Minhas primeiras experiências com Linux foram a bastante tempo atrás, não sou tão velho nesse mundo mas já se passaram muitos anos desde que instalei um tal de Conectiva 6 no meu 486. Na época eu não conhecia ninguém que rodasse Linux, na verdade nunca nem tinha visto o sistema rodando mas era um garoto curioso e queria descobrir o que era esse tal Linux. Lembro que a falta de conhecimento e conhecidos pra ajudar fizeram com que primeiro eu perdesse minha partição de dados na tentativa de instalação e depois passei uma semana no dual boot até configurar meu modem.

Com grande satisfação posso falar que usar Linux hoje não é mais tão complicado quanto já foi. E não digo isso porque conheço um pouco mais do sistema, digo isso porque agora existe o Ubuntu. Estou tendo o prazer de rodar nesse momento a versão 7.04 dessa distribuição. Essa versão é beta e o produto final sai em um mês.

Acabei de instalar o sistema e fiz as atualizações sugeridas automaticamente. Depois do reboot fui conferir a opção “Efeitos da Área de Trabalho” que permite o uso daqueles eye-candy famosos. Achei incrível habilitar essas opções com apenas dois cliques mas não gostei de ver que a cereja do bolo, desktop 3D, não funcionava. Para resolver cliquei em “Aplicações” > “Adicionar/Remover”, digitei Beryl na busca, marquei os resultados e cliquei em OK. Simples e fácil. Eles conseguiram tornar o meu artigo sobre instalação do AIGLX + Beryl algo completamente inútil.

Com um bonito e moderno desktop funcionando com menos de 5 minutos resolvi acessar internet e ver uns vídeos no YouTube. Flash Player? O Firefox avisou que eu precisava do plugin, pediu a minha confirmação e fez todo o serviço. Falando em vídeos, resolvi ir para minha coleção pessoal. Cliquei no primeiro vídeo e o Totem disse que eu não tinha codec mas me sugeriu alguns pacotes para resolver o problema. Aceitei a sugestão e pronto, vídeo rodando. Testei outros formatos e sempre que o sistema não encontrava um codec instalado automaticamente me sugeria algum pacote para resolver o problema.

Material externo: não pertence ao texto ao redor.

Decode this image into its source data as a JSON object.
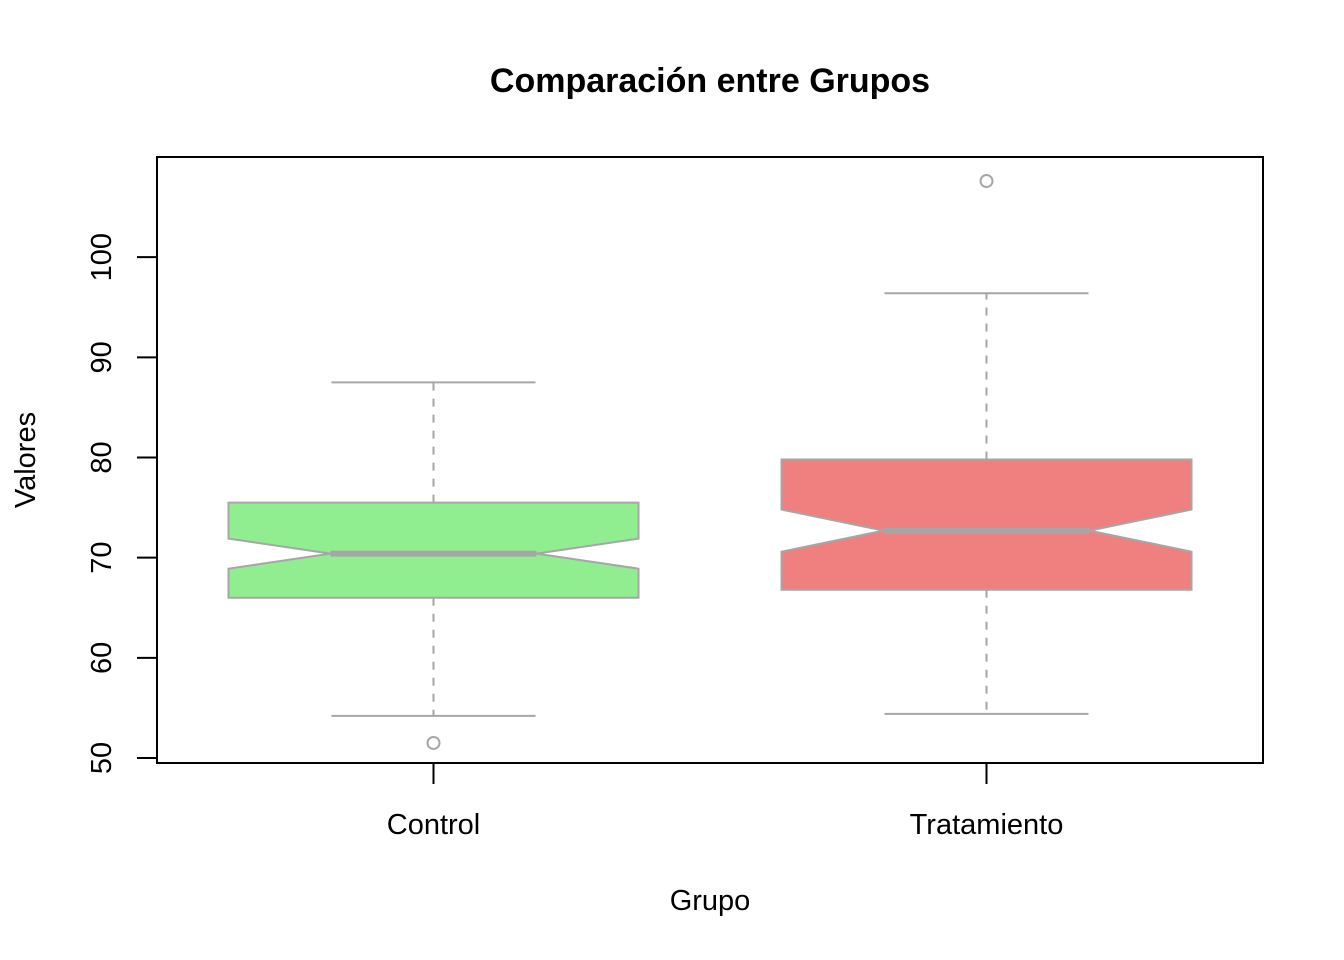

Uma novidade dessa versão, que ainda não pude testar, é a opção de instalar drivers proprietários em poucos cliques. Na próxima semana devo comprar uma nova placa de vídeo e então vou poder testar esse recurso. Como tudo andou bem até agora não tenho nenhum receio de que algo possa dar errado.

A única coisa chata é que o GRUB ainda “engole” a entrada para o Windows quando adiciona algum novo kernel na lista. Se bem que com tanta facilidade e eficiência eu não faço questão nenhuma de voltar pra lá.


1 comentário

Minha “primeira vez” com o Linux foi há cerca de 8 anos, quando instalei, com um medo danado de fazer coisa errada, a versão 8.0 do Mandrake Linux (hoje, Mandriva Linux). Lembro-me de ter ficado alguns minutos olhando para o protetor de tela que rodava no meu pentium III 450 MHz e então me perguntei: e agora? O caminho foi longo, desde então, passando por muitas distribuições e aprendendo a usar o sistema, inicialmente em dual boot, até achar a gama completa de aplicativos alternativos (aqueles que, no linux, fazem exatamente, ou quase, o que os do Windows fazem), até que, ano passado, percebi que eu não usava mais a opção de inicializar o Windows que aparecia no menu do grub toda vez que eu ligava o sistema. Finalmente livre, de verdade, sem a menor dor na consciência, formatei todo o meu HD e retirei o Windows dele, aproveitando o espaço liberado para guardar meus arquivos pessoais. Até hoje, raramente tenho dificuldades com algum tipo de software que não encontre um correspondente open source e, nas pouquíssimas vezes em que isso acontece, o wine está lá, sempre pronto a dar uma força muito bem-vinda. Agora com o Ubuntu, que uso desde a versão 5.04, não quero outra vida além do mundo Gnu/Linux, pois esta distro representa o casamento perfeito do melhor SO com o meu ambiente gráfico favorito, o Gnome. Simplesmente um luxo. Vida longa ao Linux, ao Ubuntu e ao software livre. Vida longa à liberdade!